Futurología
Había algo de carne en su cuerpo de plástico.
Nadie supo jamás qué crecería de aquella semilla
o si el plástico acabaría matando el camino a la pudrición.
de-ciencia poiética
Futurología
Había algo de carne en su cuerpo de plástico.
Nadie supo jamás qué crecería de aquella semilla
o si el plástico acabaría matando el camino a la pudrición.
Amanecer
Aún tiembla en mi mano ese ramo de piedra y rosas que guarda el olor de la noche.
Abajo del todo veo un cuerpo caído en mi cama blanca.
Ya no oigo aquel tren que rasgó el silencio y los susurros con sus feroces hierros.
¿Se habrá parado para siempre?
¿Dónde estarán ahora aquellos niños que tanto sufrían esperando el fin de la noche antes del viaje?
Hoy, tanta luz para ver solo
los hilos perdidos de la noche recien muerta,
las agonías de la esperanza,
las horas que agitan las manos para que las escuchemos
tanta luz
para ver el horizonte a lo lejos
como una boca cerrada que no puede llorar.
Nuestros cuerpos son los ríos que van a dar al amar
que es el fluir
Tú ya te vas sobre las aguas,
apenas anegada, casi viva,
en ese viaje irremediable del adios.
Y yo, sujeto, quieto,
caído como un muerto mortal, ajusticiado
miro arriba como si aún tuviera ojos
Ya solo queda llamar al río dulce
y pedirle que me lleve de la mano a ti,
ya solo ausencia, solo musgo,
donde fluyes nueva, en el silencio.(1)
1)
Los poemas fracasan.

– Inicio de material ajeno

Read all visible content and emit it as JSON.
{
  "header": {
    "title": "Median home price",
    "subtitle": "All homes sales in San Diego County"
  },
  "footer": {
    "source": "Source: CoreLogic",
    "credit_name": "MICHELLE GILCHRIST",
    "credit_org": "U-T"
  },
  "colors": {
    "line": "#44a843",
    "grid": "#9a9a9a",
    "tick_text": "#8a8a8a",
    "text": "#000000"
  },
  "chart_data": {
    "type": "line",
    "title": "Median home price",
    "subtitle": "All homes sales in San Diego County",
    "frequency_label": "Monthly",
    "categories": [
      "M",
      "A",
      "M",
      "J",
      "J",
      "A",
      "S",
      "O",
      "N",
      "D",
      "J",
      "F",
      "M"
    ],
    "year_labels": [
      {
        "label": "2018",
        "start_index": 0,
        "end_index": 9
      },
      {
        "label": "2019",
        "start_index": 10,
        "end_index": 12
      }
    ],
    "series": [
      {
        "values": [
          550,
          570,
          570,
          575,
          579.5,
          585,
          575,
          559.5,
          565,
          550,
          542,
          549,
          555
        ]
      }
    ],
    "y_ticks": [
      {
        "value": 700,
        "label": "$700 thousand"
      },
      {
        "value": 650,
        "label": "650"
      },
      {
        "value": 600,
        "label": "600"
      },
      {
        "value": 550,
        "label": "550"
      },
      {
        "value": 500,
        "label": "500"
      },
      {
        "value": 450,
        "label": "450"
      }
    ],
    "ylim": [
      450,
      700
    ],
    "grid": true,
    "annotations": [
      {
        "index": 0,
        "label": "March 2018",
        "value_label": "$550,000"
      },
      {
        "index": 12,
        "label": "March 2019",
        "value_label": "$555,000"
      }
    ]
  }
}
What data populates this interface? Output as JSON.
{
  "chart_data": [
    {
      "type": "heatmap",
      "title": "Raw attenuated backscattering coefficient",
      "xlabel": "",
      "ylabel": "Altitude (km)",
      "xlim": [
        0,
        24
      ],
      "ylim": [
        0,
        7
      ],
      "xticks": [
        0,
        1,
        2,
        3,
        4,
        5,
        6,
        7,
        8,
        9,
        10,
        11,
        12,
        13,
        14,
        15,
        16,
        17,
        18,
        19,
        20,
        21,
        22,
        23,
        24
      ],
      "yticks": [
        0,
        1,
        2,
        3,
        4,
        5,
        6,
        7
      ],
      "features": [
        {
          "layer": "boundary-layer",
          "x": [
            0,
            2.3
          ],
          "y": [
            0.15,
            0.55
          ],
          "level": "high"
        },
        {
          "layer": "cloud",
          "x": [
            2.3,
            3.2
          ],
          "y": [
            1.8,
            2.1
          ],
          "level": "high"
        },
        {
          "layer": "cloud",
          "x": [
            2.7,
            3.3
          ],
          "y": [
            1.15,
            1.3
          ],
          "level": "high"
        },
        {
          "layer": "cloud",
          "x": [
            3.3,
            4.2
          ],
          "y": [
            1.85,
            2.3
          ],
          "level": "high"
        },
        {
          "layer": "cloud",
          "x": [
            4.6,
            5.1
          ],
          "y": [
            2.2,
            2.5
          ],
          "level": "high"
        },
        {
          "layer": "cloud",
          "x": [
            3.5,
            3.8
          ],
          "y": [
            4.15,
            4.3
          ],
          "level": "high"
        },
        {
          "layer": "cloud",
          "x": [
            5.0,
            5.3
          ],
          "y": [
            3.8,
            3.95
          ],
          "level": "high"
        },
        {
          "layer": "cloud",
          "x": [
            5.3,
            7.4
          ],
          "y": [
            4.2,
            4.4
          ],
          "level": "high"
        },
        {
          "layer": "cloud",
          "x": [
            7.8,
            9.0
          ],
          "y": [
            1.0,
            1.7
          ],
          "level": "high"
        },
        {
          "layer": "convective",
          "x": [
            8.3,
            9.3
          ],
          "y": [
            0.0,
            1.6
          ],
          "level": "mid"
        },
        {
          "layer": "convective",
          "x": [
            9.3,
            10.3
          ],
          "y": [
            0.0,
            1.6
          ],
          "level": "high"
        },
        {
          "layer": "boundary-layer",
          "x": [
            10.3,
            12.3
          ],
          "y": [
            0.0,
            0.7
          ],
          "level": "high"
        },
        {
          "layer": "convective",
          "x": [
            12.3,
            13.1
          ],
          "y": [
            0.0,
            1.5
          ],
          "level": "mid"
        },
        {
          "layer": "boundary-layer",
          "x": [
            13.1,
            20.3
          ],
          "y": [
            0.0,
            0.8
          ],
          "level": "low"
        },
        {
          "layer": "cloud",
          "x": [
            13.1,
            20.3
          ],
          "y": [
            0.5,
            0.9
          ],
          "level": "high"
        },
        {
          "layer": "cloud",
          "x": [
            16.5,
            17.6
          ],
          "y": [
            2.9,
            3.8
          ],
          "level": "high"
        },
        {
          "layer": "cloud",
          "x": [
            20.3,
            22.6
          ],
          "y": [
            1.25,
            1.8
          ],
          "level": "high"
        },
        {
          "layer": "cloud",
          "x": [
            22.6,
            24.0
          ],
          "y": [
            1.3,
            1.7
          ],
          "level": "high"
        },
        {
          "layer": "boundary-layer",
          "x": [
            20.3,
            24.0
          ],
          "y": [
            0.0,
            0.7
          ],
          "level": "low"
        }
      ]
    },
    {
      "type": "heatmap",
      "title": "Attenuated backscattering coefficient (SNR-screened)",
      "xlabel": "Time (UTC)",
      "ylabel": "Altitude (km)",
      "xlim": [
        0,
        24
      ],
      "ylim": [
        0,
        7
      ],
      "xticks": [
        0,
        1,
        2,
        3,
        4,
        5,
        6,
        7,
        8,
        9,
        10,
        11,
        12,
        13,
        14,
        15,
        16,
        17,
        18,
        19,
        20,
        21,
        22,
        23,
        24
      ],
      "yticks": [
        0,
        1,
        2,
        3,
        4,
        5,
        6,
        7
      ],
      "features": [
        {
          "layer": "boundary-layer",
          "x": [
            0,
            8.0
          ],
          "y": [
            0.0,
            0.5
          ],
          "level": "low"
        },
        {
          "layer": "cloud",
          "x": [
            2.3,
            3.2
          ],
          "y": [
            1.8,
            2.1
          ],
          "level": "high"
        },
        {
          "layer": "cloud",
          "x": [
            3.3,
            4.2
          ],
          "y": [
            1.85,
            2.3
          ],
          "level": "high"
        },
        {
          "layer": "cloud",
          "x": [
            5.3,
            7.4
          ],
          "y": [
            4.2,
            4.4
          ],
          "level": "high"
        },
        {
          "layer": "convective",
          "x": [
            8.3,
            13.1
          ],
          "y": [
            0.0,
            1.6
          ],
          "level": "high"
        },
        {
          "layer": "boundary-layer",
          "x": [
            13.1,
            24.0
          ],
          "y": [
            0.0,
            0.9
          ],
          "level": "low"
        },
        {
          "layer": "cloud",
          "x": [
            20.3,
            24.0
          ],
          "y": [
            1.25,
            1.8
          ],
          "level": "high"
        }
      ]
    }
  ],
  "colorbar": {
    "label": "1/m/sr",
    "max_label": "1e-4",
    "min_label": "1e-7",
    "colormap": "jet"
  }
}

Porque al principio hay una luz, una voz, llegadas de donde no se sabe, del saber, de dentro, de donde el horno no para de construirnos, que ordena la palabra. Y ya en el día, en la feria, en la ciudad, un pobre hombre mira las yemas de sus dedos y quiere que hablen, que digan lo que la voz y la luz habían dejado caer en ese relámpago que no tiene tiempo. Y así, el poema fracasa, el hombre se mesa el cabello sentado en una silla frente a su café ya frío, que contiene la última metáfora que podrá salvarle.
Fumaba despacio, quieto
sólo miraba el horizonte de la brasa
dejaba que la ceniza siguiera siendo presente en el espacio
un resto ingrávido en el aire
una historia recién quemada del tiempo de vivir.
Cuando al final caía la ceniza
y ya todo era pasado
sonreía dejando ver el triunfo de la vida y la esperanza.
¿Cómo pudo ocurrir?
No saber que aún quedaban dos minutos antes del telón, de la estampida.
¿Cómo pude quedarse quieto en el dolor y en el miedo y no ver que por delante había un tiempo indivisible para vivir desatado aquel misterio?
No saber que el tiempo habría podido congelarse y olvidarse de sí.
Y vivir, envuelto para siempre en aquella música, en su presencia, en tanta lejanía.
¿Cómo pudo elegir ser siervo del dolor, de la certeza del final, de sólo ser capaz de ver su espalda desapareciendo?
¿Cómo haber creído el cuento que le contaron los que hacen el infierno?
Y no haber dejado que los pájaros hiciesen el espacio.
Y no vivir en el amor de ser para siempre.
La poesía menor es un pez casi ridículo que ningún pescador se atrevería a mostrar.
O un desecho olvidado en las aguas, un zapato viejo, una botella de plástico de la que unos labios sublimes, o no, bebieron un día.
El pescador no sabe más que lanzar la caña, y que el agua está ahí. Y que las cosas acaban por morir en el agua, incluso de vivir en el agua. Esconderse en ella, otra vez.
Sospecha que las cosas que captura, pequeños peces con apenas nombre o basuras de glorias pasadas, contienen el misterio y la fuerza que hacen persistir al mundo en ser lo que es y lo que no es (1).
(1)El poeta, menor siempre, puede ser representado como un pescador frente a un río ciudadano sentado en una silla minúscula, ajeno a su caña, descansada y algo trémula, leyendo una novela de Marcial Lafuente Estefanía, procurando no mover bruscamente la cabeza por miedo a que se le caiga el lapicero que guarda sobre su oreja, tan sensible a las músicas, aunque nadie lo diría.